Sepp Blatter (R), and his challenger for the FIFA presidency, Prince Ali.


Sepp Blatter looks to win a fifth term as head of FIFA, the governing body of World Cup cycle that the U.S. Justice Department charges is as as Bavarian pretzel.


This despite some high profile support for his only competition: Prince Ali bin Al Hussein of Jordan.New Zealand, the UK, Germany, Canada and the U.S. are among the delegations in Zurich, Switzerland now opposing Blatter.


Blatter, 79, just gave a speech ahead of Friday’s vote calling for unity.

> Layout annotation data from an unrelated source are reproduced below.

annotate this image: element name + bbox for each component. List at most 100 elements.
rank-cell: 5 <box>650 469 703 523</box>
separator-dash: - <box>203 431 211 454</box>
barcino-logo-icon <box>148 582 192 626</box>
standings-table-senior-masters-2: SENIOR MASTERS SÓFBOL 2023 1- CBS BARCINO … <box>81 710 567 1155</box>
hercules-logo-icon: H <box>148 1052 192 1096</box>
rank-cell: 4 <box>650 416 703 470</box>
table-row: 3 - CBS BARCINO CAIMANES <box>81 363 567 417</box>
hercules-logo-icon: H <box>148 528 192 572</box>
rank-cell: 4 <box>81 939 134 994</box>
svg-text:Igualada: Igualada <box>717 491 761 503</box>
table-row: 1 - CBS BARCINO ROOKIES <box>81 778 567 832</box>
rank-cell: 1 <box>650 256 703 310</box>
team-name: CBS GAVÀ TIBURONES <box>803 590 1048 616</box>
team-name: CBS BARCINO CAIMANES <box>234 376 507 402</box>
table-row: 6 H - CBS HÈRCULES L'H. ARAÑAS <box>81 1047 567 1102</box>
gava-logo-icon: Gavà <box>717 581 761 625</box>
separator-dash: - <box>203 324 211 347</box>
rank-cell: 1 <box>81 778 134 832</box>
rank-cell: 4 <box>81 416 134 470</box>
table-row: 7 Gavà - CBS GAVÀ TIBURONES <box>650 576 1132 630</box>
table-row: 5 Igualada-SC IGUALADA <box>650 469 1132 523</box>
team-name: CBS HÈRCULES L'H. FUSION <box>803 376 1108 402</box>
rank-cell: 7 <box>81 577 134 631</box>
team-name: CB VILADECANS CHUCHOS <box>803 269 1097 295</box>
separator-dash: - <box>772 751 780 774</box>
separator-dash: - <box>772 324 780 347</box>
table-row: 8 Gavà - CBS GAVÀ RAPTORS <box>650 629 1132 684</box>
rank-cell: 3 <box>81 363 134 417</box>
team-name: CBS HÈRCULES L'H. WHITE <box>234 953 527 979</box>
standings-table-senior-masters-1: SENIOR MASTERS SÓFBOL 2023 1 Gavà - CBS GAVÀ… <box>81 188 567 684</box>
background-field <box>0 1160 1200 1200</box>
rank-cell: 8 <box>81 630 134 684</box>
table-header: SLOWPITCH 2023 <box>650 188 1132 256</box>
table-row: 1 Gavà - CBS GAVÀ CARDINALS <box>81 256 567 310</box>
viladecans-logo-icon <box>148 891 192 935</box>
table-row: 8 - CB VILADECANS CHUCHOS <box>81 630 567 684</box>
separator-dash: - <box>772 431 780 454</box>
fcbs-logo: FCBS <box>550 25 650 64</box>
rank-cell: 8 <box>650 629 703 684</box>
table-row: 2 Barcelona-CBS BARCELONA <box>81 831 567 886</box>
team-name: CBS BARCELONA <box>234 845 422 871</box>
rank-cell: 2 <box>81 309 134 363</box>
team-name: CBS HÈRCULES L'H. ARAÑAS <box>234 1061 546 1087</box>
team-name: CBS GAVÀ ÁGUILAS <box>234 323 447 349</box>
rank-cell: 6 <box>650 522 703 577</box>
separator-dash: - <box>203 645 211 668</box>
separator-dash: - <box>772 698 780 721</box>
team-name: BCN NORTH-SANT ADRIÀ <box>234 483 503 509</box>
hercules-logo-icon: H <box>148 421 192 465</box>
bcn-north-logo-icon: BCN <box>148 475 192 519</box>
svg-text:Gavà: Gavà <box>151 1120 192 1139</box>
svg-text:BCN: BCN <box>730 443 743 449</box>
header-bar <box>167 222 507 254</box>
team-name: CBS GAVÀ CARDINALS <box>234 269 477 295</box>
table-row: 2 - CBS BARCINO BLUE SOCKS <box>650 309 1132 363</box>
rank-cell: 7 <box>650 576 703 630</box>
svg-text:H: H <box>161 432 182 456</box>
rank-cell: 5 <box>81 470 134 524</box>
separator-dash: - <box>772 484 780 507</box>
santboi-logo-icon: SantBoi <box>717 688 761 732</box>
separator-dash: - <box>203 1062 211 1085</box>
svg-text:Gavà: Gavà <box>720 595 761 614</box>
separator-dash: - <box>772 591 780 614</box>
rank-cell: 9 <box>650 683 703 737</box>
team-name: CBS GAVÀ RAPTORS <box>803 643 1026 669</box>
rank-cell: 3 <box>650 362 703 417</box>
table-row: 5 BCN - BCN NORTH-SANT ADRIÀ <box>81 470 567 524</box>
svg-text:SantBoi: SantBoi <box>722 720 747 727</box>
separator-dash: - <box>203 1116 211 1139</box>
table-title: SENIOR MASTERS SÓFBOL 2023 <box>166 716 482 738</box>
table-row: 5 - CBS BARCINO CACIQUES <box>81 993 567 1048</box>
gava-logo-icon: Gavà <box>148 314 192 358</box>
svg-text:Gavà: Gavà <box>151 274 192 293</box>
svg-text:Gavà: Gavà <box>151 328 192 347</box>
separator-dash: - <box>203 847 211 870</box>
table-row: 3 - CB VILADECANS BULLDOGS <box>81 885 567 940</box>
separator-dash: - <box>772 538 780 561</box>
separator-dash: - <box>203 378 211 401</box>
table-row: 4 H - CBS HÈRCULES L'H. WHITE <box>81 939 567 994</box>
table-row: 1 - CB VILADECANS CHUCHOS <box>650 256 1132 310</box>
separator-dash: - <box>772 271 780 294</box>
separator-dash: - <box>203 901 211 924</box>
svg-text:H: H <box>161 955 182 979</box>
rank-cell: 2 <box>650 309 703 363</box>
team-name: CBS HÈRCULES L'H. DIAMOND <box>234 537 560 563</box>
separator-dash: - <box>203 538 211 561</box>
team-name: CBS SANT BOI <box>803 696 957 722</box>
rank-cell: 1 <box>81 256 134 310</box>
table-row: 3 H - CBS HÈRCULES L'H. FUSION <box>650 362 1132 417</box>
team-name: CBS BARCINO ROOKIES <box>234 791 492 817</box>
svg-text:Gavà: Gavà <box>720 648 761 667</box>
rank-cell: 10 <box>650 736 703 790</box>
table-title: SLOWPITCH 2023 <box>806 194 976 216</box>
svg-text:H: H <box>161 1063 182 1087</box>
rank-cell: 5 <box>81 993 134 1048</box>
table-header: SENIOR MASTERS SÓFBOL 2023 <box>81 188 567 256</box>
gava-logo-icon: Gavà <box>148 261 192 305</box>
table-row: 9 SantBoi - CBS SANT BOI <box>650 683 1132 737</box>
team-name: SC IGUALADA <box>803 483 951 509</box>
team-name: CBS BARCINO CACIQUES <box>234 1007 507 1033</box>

"We cannot let the reputation of football, and of Fifa, be dragged through the mud," he said. The FIFA officials targeted by U.S/ and Swiss authorities, were "not the entire organization.”


Indeed, Blatter was not accused in the 47-count U.S. Justice Department indictment that saw the arrest Wednesday of seven top FIFA officials at the very hotel where Friday’s vote is being held.

The vote will be held before noon, New York time.

The Guardian breaks down why Sepp will keep the world soccer presidency.

In all, 209 soccer associations will vote; 139 are needed to win. The votes are note weighted. That means the smallest nation’s vote is as important as the biggest one. Blatter, the Guardian says, has the numbers:

North and Central America and Caribbean: 35 votes.
Almost all the member nations will vote for Blatter, except the U.S. and Canada.
Africa: 54 votes.
The Confederation of African Football says Blatter and FIFA have “our full support to the measures initiated by Fifa in recent years in improving good governance,” says the Guardian.
Asia: 46 votes.
Australia is part of the Asian Football Confederation and the only one not backing Blater so far.
South America:10 votes.
Brazil, Argentina, and every other member is on board for Blatter.
Oceania: 11 votes.
Only New Zealand is going for the prince.
Europe: 53 votes.
This is Blatter’s weak spot. The Guardian says 45 of the European Football Association’s members will opt for Prince Ali. Russia and Spain will go for Blatter.